O STF tem que repensar a responsabilidade dos Estados enquanto entes federados. Porque hoje o argumento principal dos ministros é que os Estados não têm outra opção, se a União não passar o dinheiro, não fizer o resgate, os Estados vão falir.
E quem socorre a União?
Ninguém socorre a União. Em tese, o pensamento é que a União pode emitir dinheiro ou título da dívida, tem uma flexibilidade financeira que os Estados não têm mais. Só que essa flexibildade financeira não é uma árvore de dinheiro, e ela está bem na risca.
O STF tende a ficar do lado de quem se diz mais fraco?
Na verdade o que o STF quer mesmo, e acaba não sabendo como fazer, é exercer o grande papel de guardião dos direitos fundamentais da Constituição e prover serviço público da melhor qualidade para todo mundo. Esse é o argumento dele. As políticas públicas precisam ser feitas nos Estados e elas dependem do dinheiro da União. Só que a Constituição Federal foi estabelecida sobre uma base de direito fundamental muito grande e não percebeu que o fiscal não tinha como dar conta de todos. Acho que o STF ainda está muito mais focado em direito fundamental e pouco focado em questão fiscal.
O STF precisa conciliar mais o direito fundamental com equilíbrio fiscal?
Isso. O STF fala que a população não pode ser prejudicada pelo governador inadimplente, por exemplo. Só que quando você continua repassando uma verba para esse governador inadimplente, você está repassando uma verba que ele não está nem aplicando na população. Segundo ponto: aquilo vai gerar um desequilíbrio fiscal, que vai prejudicar a população. O STF tem que entender que equilíbrio fiscal anda junto com a garantia de direito fundamental. É horrível, mas tem um livro que fala do custo do direito: se não há dinheiro, você não tem direito - direitos sociais, neste caso. Como a União vai fazer política pública se não tem dinheiro?

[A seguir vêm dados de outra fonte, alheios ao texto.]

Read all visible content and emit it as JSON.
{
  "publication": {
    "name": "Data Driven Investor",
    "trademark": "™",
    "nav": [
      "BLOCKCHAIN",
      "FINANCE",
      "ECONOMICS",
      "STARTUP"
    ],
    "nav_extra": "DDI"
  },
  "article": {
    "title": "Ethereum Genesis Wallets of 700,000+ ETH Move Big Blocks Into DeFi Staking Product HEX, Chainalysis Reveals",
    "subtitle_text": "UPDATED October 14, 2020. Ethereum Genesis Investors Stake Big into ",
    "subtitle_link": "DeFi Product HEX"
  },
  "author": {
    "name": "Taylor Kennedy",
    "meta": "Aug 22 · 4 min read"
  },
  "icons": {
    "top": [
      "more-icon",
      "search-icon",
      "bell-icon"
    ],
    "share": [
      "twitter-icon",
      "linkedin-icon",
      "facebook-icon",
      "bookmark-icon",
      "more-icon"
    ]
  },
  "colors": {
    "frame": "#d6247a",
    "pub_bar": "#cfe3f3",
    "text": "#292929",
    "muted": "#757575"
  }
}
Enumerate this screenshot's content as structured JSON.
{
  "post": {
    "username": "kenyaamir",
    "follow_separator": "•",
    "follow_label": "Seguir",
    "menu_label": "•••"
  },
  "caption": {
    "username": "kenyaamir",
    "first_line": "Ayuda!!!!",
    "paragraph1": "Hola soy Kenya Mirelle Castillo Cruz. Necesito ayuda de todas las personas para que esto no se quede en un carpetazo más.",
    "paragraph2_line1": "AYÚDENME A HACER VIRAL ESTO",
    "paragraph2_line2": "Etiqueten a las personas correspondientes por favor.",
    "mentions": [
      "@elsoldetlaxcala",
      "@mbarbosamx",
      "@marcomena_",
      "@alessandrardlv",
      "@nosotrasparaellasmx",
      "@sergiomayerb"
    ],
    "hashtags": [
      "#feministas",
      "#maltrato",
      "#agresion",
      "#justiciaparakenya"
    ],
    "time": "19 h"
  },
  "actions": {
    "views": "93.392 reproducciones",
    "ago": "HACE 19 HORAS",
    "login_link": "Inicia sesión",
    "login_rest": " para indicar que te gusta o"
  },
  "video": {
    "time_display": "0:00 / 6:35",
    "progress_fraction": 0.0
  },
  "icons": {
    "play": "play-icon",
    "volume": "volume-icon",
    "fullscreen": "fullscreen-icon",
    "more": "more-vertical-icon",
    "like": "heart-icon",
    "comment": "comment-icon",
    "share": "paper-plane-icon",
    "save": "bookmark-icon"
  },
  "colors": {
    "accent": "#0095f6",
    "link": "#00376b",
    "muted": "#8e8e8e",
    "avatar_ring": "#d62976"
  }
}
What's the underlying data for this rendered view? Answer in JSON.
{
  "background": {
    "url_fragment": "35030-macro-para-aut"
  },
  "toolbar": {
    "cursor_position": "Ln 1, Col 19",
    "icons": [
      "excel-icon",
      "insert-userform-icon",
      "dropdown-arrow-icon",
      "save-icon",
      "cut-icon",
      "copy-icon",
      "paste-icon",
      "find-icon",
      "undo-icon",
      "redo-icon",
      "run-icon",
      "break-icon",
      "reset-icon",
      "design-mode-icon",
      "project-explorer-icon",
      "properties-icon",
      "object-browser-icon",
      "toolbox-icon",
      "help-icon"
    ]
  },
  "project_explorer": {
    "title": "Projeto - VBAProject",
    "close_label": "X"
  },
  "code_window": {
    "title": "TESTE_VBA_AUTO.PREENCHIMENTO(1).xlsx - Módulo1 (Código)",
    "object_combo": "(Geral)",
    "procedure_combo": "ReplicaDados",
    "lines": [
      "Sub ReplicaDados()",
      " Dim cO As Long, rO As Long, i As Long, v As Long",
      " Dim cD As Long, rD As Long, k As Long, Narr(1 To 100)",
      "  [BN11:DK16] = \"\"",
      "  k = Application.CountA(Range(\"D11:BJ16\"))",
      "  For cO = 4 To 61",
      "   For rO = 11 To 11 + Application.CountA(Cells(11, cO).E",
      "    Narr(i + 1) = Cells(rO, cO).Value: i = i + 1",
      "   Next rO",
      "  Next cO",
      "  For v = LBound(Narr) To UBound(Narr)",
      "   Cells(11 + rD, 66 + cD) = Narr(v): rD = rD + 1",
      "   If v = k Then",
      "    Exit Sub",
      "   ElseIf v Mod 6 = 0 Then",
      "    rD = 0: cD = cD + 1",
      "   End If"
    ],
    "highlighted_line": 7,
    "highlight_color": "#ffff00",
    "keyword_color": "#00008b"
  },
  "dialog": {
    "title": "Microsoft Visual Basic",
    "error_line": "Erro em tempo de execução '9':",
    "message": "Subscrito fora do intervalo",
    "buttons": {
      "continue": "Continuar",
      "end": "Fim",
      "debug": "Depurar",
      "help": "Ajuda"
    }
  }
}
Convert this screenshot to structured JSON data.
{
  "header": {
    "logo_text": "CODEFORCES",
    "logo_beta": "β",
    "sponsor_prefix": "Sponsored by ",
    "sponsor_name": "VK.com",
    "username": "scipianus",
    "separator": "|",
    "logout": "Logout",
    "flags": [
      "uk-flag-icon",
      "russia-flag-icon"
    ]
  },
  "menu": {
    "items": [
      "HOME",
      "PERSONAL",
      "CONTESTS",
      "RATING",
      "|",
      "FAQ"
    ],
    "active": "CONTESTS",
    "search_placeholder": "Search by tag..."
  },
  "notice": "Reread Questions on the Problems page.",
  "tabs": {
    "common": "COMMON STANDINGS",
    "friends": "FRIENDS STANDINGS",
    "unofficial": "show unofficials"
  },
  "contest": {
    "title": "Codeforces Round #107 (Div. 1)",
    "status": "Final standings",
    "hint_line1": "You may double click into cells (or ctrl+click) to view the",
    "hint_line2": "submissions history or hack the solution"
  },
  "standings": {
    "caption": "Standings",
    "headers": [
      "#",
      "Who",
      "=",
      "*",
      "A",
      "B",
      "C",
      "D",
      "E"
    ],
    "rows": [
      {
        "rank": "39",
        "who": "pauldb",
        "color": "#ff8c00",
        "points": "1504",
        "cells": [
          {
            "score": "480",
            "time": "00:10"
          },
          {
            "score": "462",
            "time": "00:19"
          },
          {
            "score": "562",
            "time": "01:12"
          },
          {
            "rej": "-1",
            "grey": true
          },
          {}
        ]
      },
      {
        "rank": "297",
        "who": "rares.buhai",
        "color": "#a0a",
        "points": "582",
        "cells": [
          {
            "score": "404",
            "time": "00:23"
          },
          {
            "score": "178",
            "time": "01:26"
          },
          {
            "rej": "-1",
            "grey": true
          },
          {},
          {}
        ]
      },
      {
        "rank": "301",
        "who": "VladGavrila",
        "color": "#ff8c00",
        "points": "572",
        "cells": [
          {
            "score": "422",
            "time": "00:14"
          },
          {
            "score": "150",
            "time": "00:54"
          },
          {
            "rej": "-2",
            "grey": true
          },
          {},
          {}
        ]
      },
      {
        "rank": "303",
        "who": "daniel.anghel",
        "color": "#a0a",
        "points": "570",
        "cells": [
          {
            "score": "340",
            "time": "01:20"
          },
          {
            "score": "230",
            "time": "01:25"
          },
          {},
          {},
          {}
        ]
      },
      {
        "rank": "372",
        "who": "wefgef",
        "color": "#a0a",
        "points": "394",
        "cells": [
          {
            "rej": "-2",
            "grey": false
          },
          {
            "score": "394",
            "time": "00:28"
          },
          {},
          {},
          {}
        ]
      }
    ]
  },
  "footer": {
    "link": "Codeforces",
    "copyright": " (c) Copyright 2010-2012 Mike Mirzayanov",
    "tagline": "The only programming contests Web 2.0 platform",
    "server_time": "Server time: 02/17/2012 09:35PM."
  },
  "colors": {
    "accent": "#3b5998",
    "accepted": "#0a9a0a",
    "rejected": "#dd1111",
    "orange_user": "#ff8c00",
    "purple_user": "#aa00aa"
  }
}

Os Estados são de fato indefesos?
Os Estados têm muitos problemas, mas se a trava fosse realmente tão grande, não tinha Estados que conseguiram sair da inadimplência, como Espírito Santo ou Ceará. O problema é que, quando você teve um aumento de distribuição (de dinheiro) para os Estados, quase tudo aquilo foi usado para aumentar despesa com pessoal, não para fazer investimento. Aumentar gasto com pessoal é uma medida muito populista. O Brasil é um país populista, e quanto mais próxima a pessoa está do governante, mais populista ele será. Isso é um clássico da ciência política. Então não é que eles estão indefesos. Eles estão presos numa carcaça, só que o nível de prisão foram eles que construíram. E é muito difícil reverter, porque eles não têm instrumentos para conseguir apertar a máquina pública. Mas se eles tivessem, fariam (o aperto)? Não sei.